There are many ways to signal “sci-fi alien romance” on a cover. You could lean into starships, cosmic vistas, or mysterious silhouettes. Or, if you’re Claimed by Aliens, you could skip all that and just slap a scaled six-pack across the entire page and call it a day.

Yes, the centerpiece of this design is Alien Abs™ — glowing, green, and heavily Photoshopped. Forget mystery, menace, or allure. This is “what if a gym rat accidentally walked through a reptile exhibit.” Subtle alien anatomy? Not here. Just CrossFit: Extraterrestrial Edition.

Behind our lizard-bodied lover, space itself is having a meltdown.
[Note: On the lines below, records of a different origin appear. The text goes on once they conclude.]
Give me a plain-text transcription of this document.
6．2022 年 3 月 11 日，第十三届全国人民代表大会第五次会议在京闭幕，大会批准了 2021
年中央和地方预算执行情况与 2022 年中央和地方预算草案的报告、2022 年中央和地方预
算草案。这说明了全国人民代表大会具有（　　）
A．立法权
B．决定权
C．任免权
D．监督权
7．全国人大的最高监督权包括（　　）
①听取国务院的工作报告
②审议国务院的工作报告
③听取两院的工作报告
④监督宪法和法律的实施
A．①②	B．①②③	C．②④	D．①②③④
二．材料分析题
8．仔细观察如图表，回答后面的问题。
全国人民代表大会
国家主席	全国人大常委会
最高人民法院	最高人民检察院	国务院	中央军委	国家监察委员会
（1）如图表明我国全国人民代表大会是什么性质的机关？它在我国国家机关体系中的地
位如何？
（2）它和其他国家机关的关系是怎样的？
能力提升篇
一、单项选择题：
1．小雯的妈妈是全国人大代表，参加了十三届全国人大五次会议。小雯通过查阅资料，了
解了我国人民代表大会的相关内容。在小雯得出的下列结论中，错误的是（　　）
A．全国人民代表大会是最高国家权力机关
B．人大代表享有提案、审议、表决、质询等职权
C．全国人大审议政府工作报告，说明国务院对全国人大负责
Neon blues, blinding whites, swirling planets, starbursts — the whole cosmic Photoshop brush pack was dumped onto the canvas. Instead of an intergalactic vibe, it feels like a laser tag arena threw up on a rave flyer.

And then there’s the typography, which is flexing almost as hard as those abs.
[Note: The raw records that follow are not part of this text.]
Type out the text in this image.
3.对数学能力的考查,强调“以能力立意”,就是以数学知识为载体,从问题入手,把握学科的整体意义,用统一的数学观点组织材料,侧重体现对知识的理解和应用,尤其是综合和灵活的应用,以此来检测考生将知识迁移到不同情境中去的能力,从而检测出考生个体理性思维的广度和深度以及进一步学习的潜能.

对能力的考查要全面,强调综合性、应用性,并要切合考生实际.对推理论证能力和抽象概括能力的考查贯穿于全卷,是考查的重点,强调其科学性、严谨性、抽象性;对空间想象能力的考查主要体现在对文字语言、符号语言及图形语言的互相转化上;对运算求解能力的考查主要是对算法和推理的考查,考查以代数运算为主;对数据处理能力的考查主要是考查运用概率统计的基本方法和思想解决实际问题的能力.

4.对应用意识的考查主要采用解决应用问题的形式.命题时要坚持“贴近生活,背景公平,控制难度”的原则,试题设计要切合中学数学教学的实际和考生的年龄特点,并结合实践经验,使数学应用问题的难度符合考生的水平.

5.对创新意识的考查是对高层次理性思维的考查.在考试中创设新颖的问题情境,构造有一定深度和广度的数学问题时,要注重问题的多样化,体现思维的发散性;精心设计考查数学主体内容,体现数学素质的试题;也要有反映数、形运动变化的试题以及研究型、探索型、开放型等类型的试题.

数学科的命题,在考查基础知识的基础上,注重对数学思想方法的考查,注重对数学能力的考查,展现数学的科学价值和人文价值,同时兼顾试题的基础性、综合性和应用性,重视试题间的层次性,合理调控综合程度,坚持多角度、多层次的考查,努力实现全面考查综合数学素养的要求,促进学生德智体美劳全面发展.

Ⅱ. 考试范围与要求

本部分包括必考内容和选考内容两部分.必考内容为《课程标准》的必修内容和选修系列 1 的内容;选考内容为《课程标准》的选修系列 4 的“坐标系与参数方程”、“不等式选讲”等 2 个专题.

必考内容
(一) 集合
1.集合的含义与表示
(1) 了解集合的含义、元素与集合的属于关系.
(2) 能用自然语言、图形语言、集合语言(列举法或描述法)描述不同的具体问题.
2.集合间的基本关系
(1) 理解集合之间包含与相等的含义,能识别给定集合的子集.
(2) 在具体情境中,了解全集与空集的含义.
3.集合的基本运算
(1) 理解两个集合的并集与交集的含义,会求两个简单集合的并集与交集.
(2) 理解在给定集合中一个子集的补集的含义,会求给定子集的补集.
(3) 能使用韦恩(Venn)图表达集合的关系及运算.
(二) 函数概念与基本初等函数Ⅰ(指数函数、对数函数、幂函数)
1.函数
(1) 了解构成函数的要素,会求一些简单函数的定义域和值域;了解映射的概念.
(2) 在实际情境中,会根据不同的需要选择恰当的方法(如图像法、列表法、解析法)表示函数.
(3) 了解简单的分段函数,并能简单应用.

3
  • CLAIMED BY ALIENS is in giant metallic block letters, yelling at you like the trailer for a 2008 Xbox game.
  • The word ALIENS gets the futuristic “three-line E” treatment, because nothing screams “advanced species” like graphic design clichés from the early 2000s.
  • And tucked underneath in small print, just in case you were confused: A Limited Edition Collection of Sci-Fi Alien Romances. Because of course this mess comes in bulk.
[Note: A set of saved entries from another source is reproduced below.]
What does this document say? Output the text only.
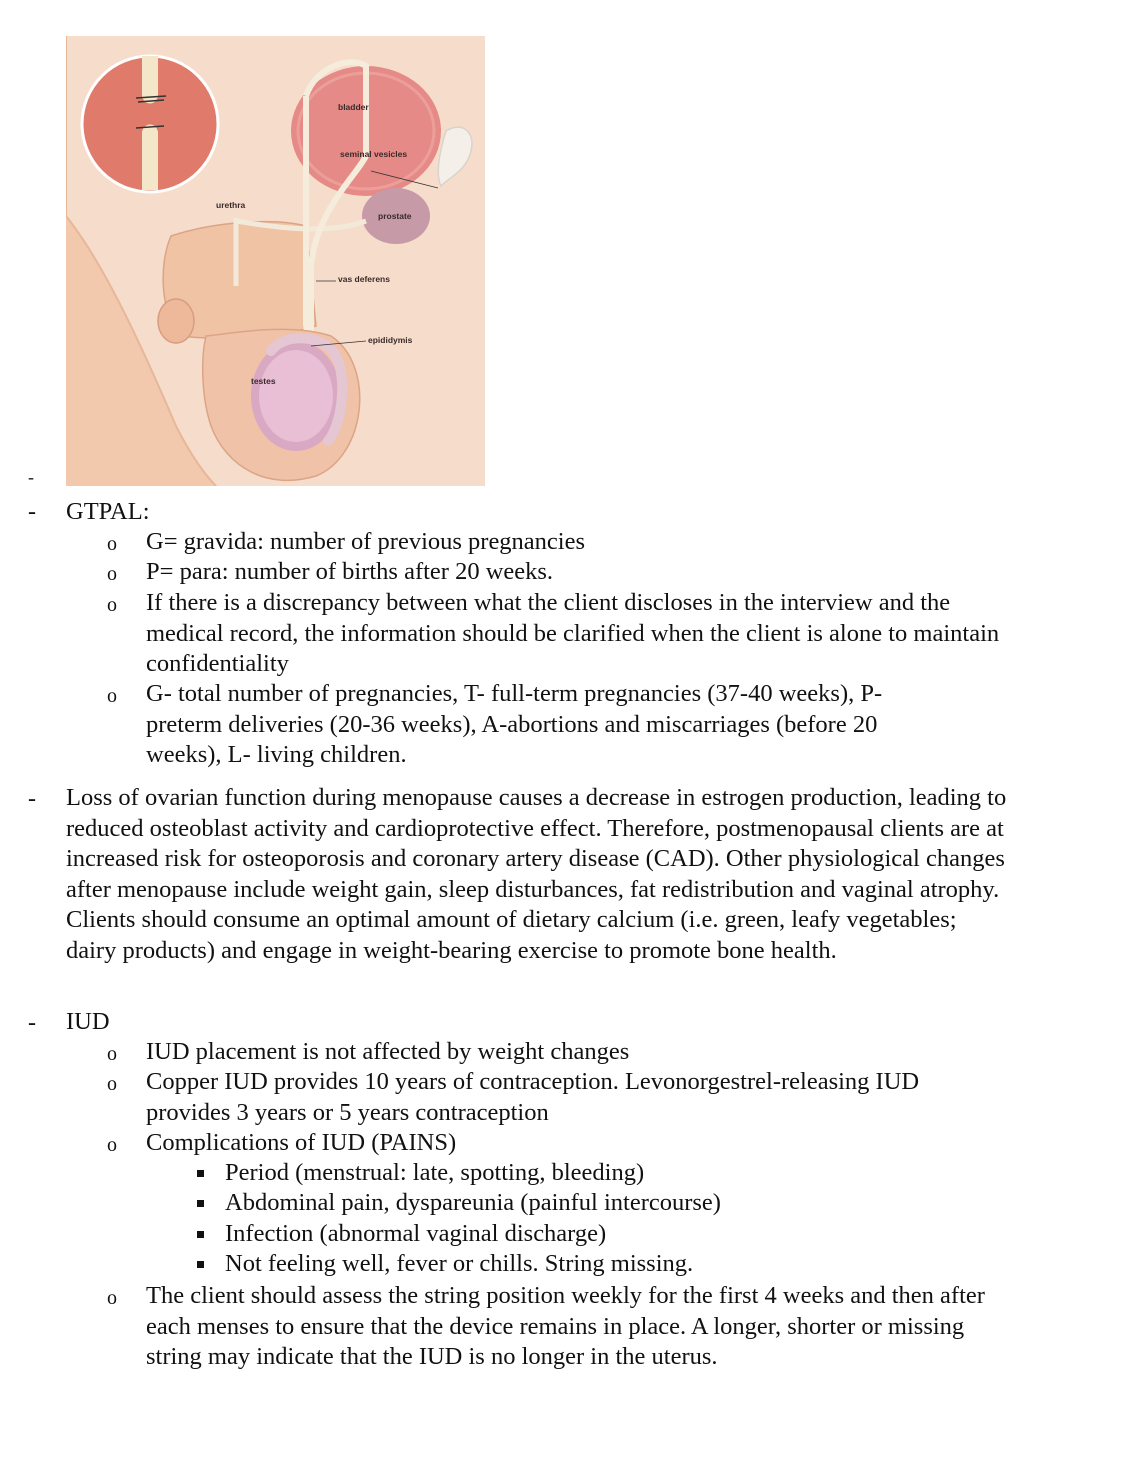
bladder
seminal vesicles
urethra
prostate
vas deferens
epididymis
testes
-
- GTPAL:
o G= gravida: number of previous pregnancies
o P= para: number of births after 20 weeks.
o If there is a discrepancy between what the client discloses in the interview and the medical record, the information should be clarified when the client is alone to maintain confidentiality
o G- total number of pregnancies, T- full-term pregnancies (37-40 weeks), P- preterm deliveries (20-36 weeks), A-abortions and miscarriages (before 20 weeks), L- living children.
- Loss of ovarian function during menopause causes a decrease in estrogen production, leading to reduced osteoblast activity and cardioprotective effect. Therefore, postmenopausal clients are at increased risk for osteoporosis and coronary artery disease (CAD). Other physiological changes after menopause include weight gain, sleep disturbances, fat redistribution and vaginal atrophy. Clients should consume an optimal amount of dietary calcium (i.e. green, leafy vegetables; dairy products) and engage in weight-bearing exercise to promote bone health.
- IUD
o IUD placement is not affected by weight changes
o Copper IUD provides 10 years of contraception. Levonorgestrel-releasing IUD provides 3 years or 5 years contraception
o Complications of IUD (PAINS)
Period (menstrual: late, spotting, bleeding)
Abdominal pain, dyspareunia (painful intercourse)
Infection (abnormal vaginal discharge)
Not feeling well, fever or chills. String missing.
o The client should assess the string position weekly for the first 4 weeks and then after each menses to ensure that the device remains in place. A longer, shorter or missing string may indicate that the IUD is no longer in the uterus.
The palette is pure chaos — glowing neon greens smashed against electric blues and whites. Instead of romance, it radiates the visual energy of a Monster Energy Drink commercial.

The verdict? Claimed by Aliens promises cosmic seduction but delivers alien gym selfies layered over a rave in outer space. Not mysterious, not sexy, and definitely not future-proof — just abducted by every sci-fi romance cliché in the book.